それに、部屋は余っているし、家賃を取るつもりもない。気が引けると言うなら、今まで通り食事を差し入れてくれると嬉しい」
なぜか気が焦っていた俺は一息に言い切った。すると、ようやく霞が口を開く。
「本当に、いいんですか……?」
信じられない、という表情で霞は念を押してきた。だが、俺からすればこっちの台詞だ。
「もちろんだ。……ただ、知っての通りこの家には俺しかいない。それが不安だという気持ちは分かるから、無理強いするつもりはない。そこは絶対に遠慮しないでくれ」
俺は真剣な口調で告げる。彼女が心配だとか、料理をもっと食べたいだとか、そんなものは俺の都合でしかない。ただ、もし霞がこの家に留まることを願っているのなら、それを拒む理由はない。そう伝えたかった。
「日野さん」
やがて。彼女は姿勢を正してから、綺麗な所作で頭を下げた。
「その……これからも、よろしくお願いします」
あらためて言葉にするのは恥ずかしいのか、顔を上げた彼女は、はにかんだ笑みを浮かべた。
「ああ。こっちこそ」
そんな彼女の表情を直視すると、こっちまで落ち着かなくなってしまう。どうしたものかと意識を逸らしていると、外野二人の声が聞こえてきた。
「ねえ、孝祐。これ、口説いてるんだと思う?」
「だと面白いが、あの京弥だぞ? 堅物っぷりはお前も知ってるだろう」
「あと、食事の差し入れって聞こえたよね? しかも『今まで通り』って――」
「ったく、もう胃袋を掴まれてるんじゃねえか……」
そんな会話が聞こえてきて、俺は渋面を隠すように手で顔を覆った。見れば、霞も気まずそうに下を向いている。そんな気恥ずかしい雰囲気に耐えられず、俺は学友たちにクレームを入れた。
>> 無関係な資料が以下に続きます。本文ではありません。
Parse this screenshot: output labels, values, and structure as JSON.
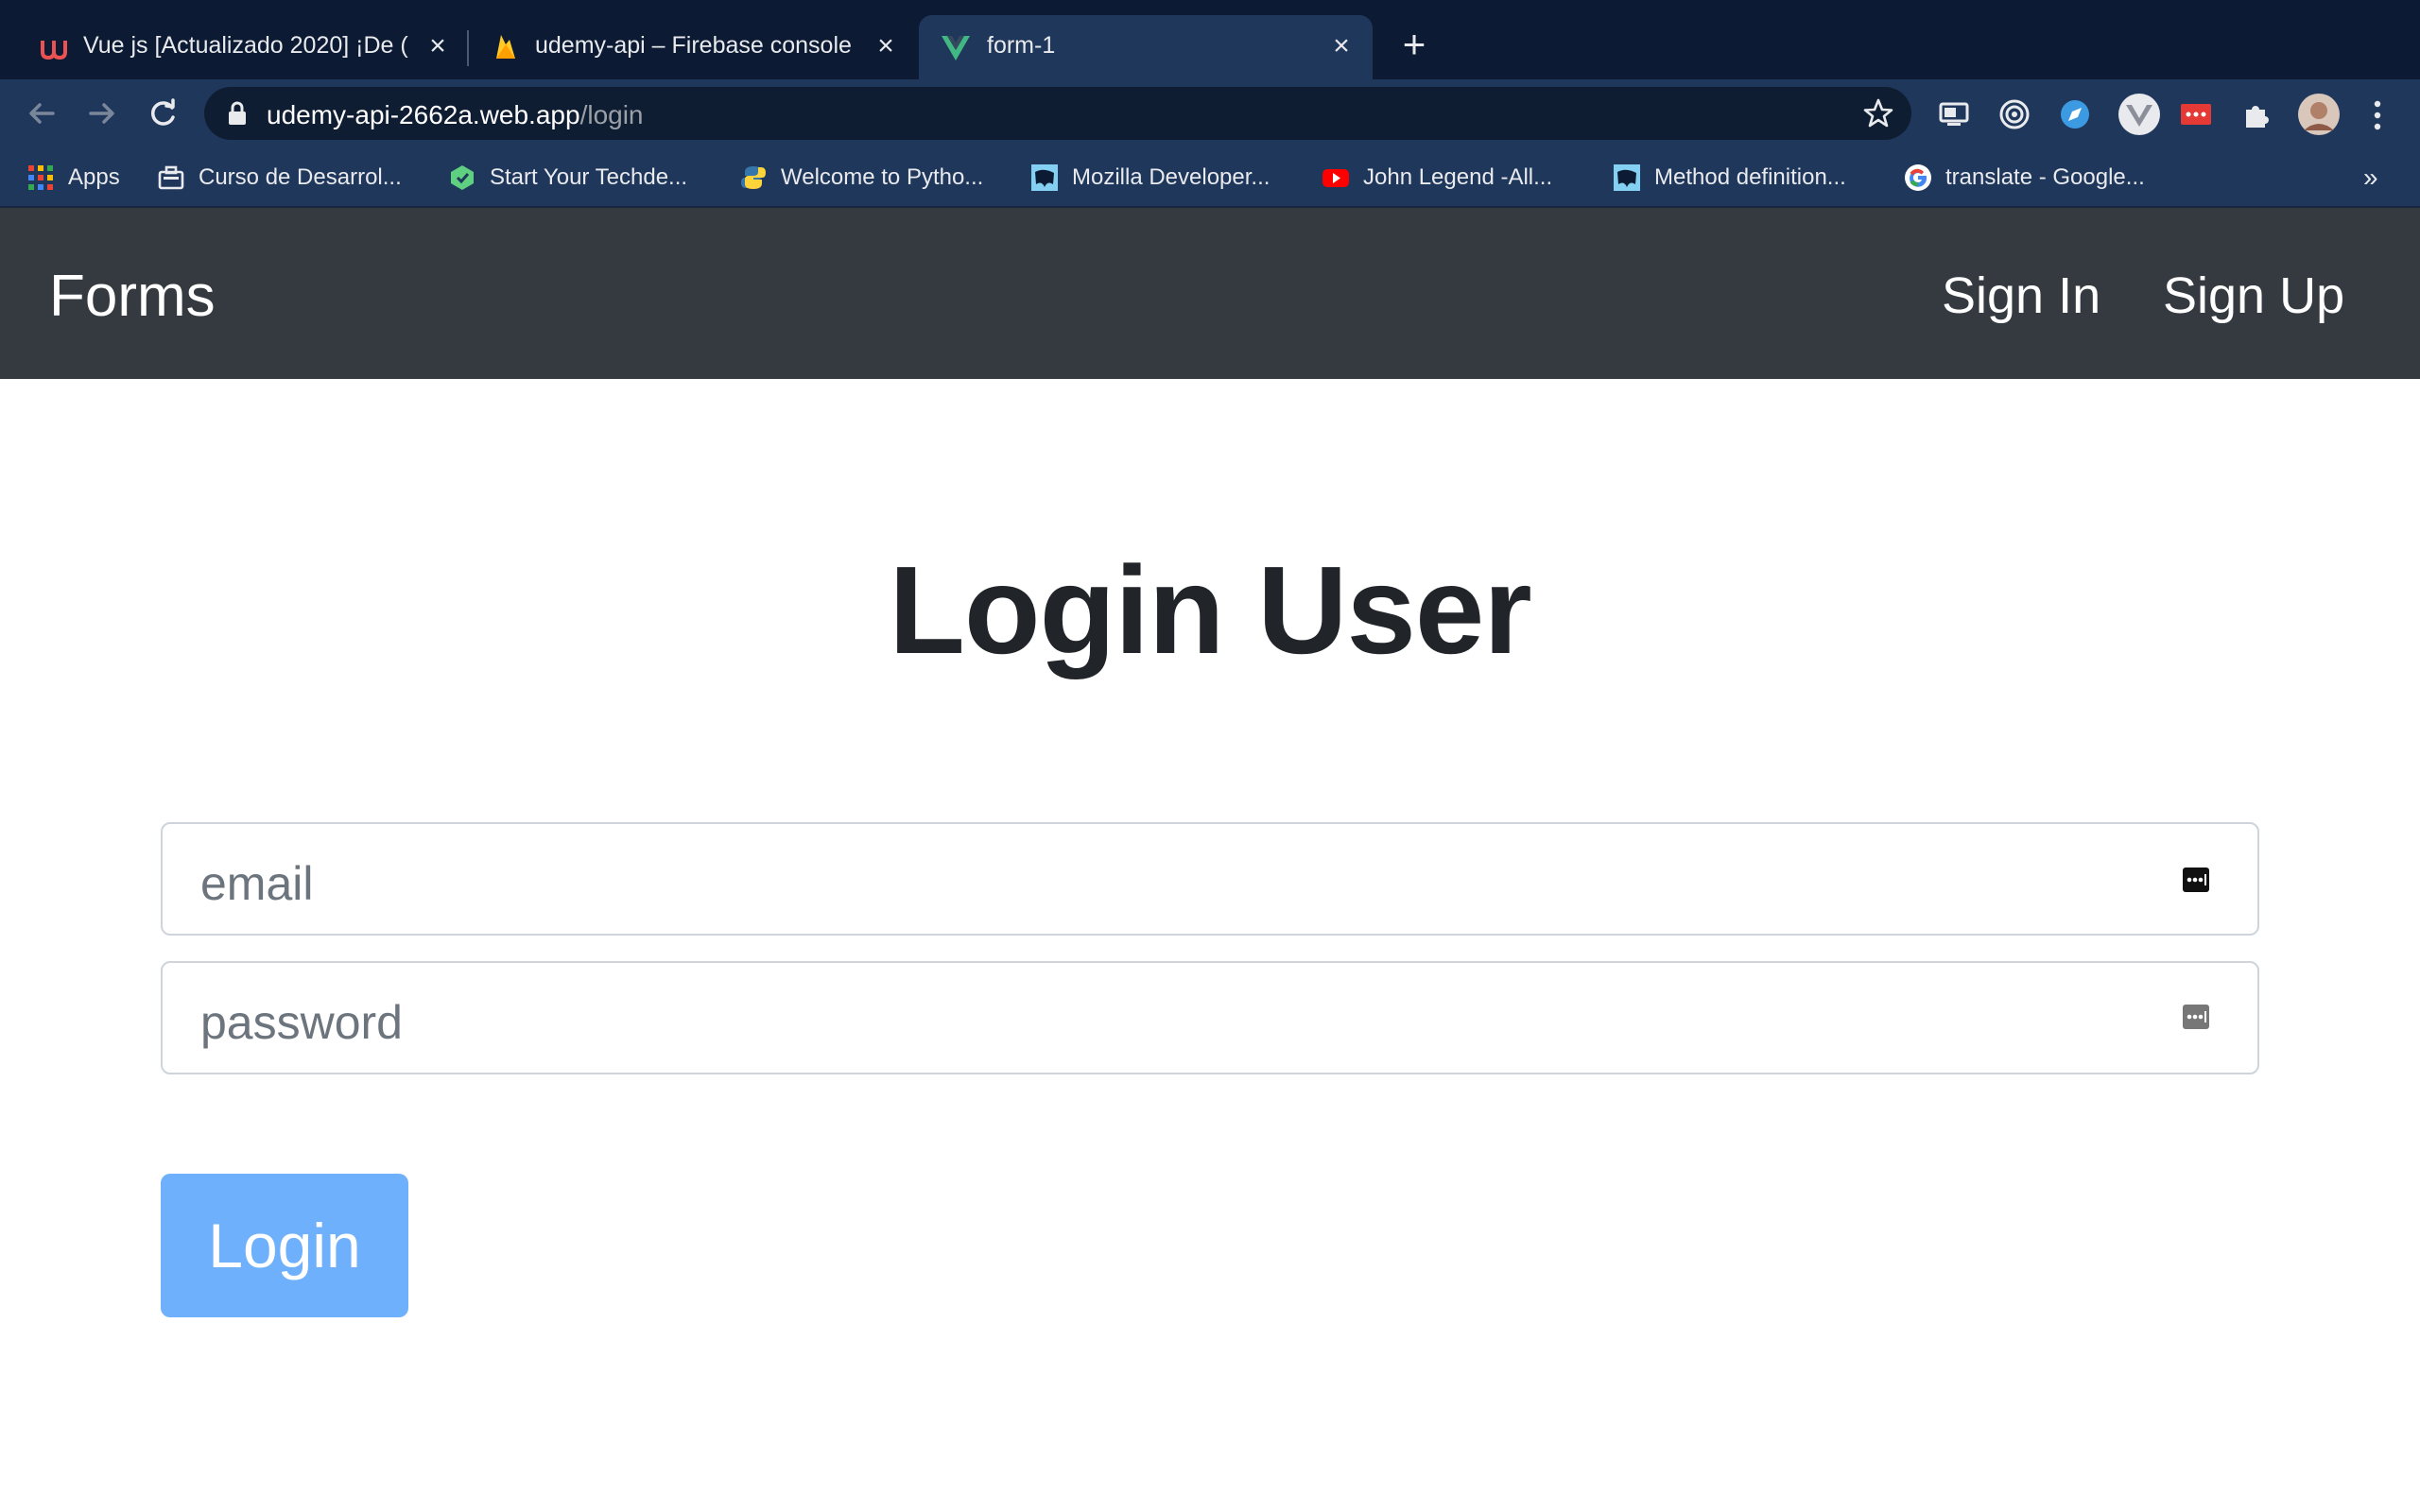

「――二人とも、聞こえてるぞ。せめて聞こえない音量でやってくれ」
「はいはい。悪かったよ」
まったく悪びれていない声色で孝祐が答える。
「それよりさ、皆でちょっと出掛けない? もともと、今日は霞ちゃんと出掛けようと思って来たんだよね」
ごまかそうと思ったわけではないだろうが、ふと美幸が話題を変えた。なるほど、それで押しかけてきたのか。
「悪いが俺はパスだ。色々と予定があるからな」
「また女遊び? 孝祐、そのうち刺されるよ」
「刺されるようなヘマ……もとい、誠意のない真似はしないさ」
「いっそ刺されたらいいのに」
そんな会話を聞き流しつつ、俺は霞に視線を向ける。呆気に取られた様子で二人の会話を眺めていた彼女は、やがて俺の視線に気付いたようだった。
「ええと……その、なんだ」
さっきの雰囲気の名残なのか、目を合わせるとどうにも落ち着かない。そんな感情をなんとか飲み込んで、俺は口を開いた。
「ちょうどいいから、ついでに携帯電話の契約にいこう。連絡先がない履歴書じゃ、受かる面接も受からないからな」
「え? でも、身分証明書が――」
「俺の名義でもう一台契約すればいい。実際に使うのは霞だから、機種を選んでくれ。……ああ、ちゃんと使用料金は請求するから安心していい」
「はい。ありがとうございます」
そう伝えれば、霞はほっとしたように微笑んだ。色々と気になっていたのだろう。
「――あ。京弥が彼氏面してる」
「いやぁ、あれは父親面じゃないか?」
「言えてる!」
「もう好きに言ってろ……」
そんな声を無視して、俺は外出の支度をするのだった。